Mon Zou bien-aimé, j’ai reçu ce soir ta lettre écrite le 8 et postée le 9, et ton colis. J’ai déjà touché, caressé presque le cache-col que tu m’as tricoté. Dès demain, chérie, je le mettrai sur moi. J’aurai un peu la sensation de tes mains autour de mon cou. J’ai été heureux plus que tu ne peux le croire à la vue de ton nom sur ce gros paquet que le vaguemestre m’a donné pendant le dîner et à la convoitise de tous ! Les bonbons sont fameux. Ma gourmandise en est toute réveillée ; et le reste va me constituer un fort agréable fond de pantagruélisme pour demain. Mon adorable chou, je t’aime plus que tout. Plus même que tes bonbons, et ce n’est pas peu dire ! Comme j’aimerais, mon amour, t’embrasser, embrasser tes lèvres fraîches, si douces. Me pardonnes-tu, chérie, d’aimer la tendresse de tes baisers ? Prends t’en un peu, beaucoup, à toi. Pourquoi es-tu si délicieuse ? Si ravissante ? Quand je t’appelle “ma petite pêche”, c’est pour flatter les pêches. Je les aime bien mais que peut-on te comparer ? Les fruits sont moins délicieux que tes caresses.

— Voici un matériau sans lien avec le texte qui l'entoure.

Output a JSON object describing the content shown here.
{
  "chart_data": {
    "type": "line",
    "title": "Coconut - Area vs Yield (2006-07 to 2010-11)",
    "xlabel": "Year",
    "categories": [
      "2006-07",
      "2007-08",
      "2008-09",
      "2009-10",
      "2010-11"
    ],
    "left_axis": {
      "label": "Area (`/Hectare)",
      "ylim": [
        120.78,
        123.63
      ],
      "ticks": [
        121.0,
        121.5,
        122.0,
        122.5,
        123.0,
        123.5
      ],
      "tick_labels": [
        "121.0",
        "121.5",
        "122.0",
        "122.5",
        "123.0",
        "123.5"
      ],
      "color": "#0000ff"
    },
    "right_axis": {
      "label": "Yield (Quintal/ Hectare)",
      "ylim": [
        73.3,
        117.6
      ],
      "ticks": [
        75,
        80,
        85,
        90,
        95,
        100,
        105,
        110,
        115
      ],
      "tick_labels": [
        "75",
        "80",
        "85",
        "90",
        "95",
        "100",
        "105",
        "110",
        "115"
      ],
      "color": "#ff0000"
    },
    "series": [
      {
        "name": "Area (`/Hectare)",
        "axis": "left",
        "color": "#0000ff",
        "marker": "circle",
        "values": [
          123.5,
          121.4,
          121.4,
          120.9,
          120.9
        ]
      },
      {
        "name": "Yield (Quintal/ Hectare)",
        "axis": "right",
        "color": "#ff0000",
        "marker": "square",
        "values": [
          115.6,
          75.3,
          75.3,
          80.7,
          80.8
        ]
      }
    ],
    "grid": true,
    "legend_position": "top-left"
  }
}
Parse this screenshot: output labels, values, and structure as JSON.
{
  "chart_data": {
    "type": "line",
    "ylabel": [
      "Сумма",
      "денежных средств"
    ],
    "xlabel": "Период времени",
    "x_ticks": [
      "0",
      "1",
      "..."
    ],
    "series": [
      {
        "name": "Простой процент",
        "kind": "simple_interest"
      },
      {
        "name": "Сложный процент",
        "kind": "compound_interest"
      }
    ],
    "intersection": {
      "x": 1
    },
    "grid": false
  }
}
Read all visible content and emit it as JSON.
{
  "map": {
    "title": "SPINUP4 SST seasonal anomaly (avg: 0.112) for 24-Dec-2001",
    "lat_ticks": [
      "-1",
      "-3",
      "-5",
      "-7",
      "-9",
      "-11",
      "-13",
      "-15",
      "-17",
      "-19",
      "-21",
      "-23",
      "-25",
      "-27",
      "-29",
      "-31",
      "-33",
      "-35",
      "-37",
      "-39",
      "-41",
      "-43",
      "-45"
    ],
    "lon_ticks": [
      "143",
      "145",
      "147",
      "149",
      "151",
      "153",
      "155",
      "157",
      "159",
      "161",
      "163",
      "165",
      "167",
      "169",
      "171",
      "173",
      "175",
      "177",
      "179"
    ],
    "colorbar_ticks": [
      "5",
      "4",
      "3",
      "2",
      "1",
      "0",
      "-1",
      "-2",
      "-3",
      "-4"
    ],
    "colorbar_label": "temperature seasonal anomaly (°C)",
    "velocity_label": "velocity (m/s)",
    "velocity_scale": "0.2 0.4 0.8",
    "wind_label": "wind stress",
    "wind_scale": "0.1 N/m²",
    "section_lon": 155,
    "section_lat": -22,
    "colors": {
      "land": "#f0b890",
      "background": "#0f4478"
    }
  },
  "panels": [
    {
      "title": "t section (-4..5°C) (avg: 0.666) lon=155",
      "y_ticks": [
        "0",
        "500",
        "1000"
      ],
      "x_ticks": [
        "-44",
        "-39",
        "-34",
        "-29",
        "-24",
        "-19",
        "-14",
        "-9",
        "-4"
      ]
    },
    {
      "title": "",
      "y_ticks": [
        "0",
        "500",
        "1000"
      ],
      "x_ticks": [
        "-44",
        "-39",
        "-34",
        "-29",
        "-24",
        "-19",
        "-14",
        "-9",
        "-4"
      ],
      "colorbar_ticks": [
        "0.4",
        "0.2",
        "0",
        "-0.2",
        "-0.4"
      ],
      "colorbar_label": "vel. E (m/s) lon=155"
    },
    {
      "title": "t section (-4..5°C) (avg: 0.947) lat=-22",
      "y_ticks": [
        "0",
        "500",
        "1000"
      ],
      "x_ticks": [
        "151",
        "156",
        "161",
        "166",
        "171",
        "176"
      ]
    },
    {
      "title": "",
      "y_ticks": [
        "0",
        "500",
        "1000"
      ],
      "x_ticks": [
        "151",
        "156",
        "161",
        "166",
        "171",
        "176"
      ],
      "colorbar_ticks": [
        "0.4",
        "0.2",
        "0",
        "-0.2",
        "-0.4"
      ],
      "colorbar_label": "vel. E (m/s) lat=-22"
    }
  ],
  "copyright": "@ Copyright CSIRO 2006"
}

Aujourd’hui, nous sommes allés reconnaître nos positions éventuelles de combat, dans un endroit très escarpé. En tous cas, on a couru un peu partout. Là un fusil-mitrailleur, là une mitrailleuse etc. En descendant des rochers, j’ai ramassé une solide bûche dont l’effet a été triple : capote déchirée, montre esquintée et corps vermoulu. Par-dessus le marché, le froid est redevenu très vif. Mes oreilles me servent de thermomètre, et le vent ne s’est pas privé de les cingler ! Mais mon Zou aimé (je t’adore), tout ça, je m’en fiche. Revenir d’un bon pas au cantonnement, ça réchauffe, surtout quand ma pensée recrée ta présence chérie, et quand je sais qu’une lettre m’attend.

Ce soir, je ne peux t’écrire longuement. Un de mes ex-camarades du 3e Bataillon vient me rendre visite : il part demain en permission pour Mostaganem [Algérie]. Je suis content de le voir, et content de te quitter pour lui. Si j’ai un peu de temps demain matin, je continuerai ce mot, mais c’est improbable car nous retournons à nos positions.

Je t’aime ma toute petite fiancée. Tu es belle. Tu me donnes, dis-tu, tout ce que je désire (tu ajoutes un “sauf”. Je t’obéis, peut-être à regret). Tu penses si j’accepte ! Et je t’envoie tous les baisers que tu aimes. Je te jure que tu es absolument merveilleuse. Et quand tu es là, près de moi, bien à moi, j’ai envie de te manger d’amour. Bonsoir, mon aimée.

François

Guéris vite ma petite Zou chérie. Et merci pour ce que tu m’as envoyé. Tu m’as vraiment gâté, mon amour ! J’ai ton cache-col sur moi, ce matin : il est épatant.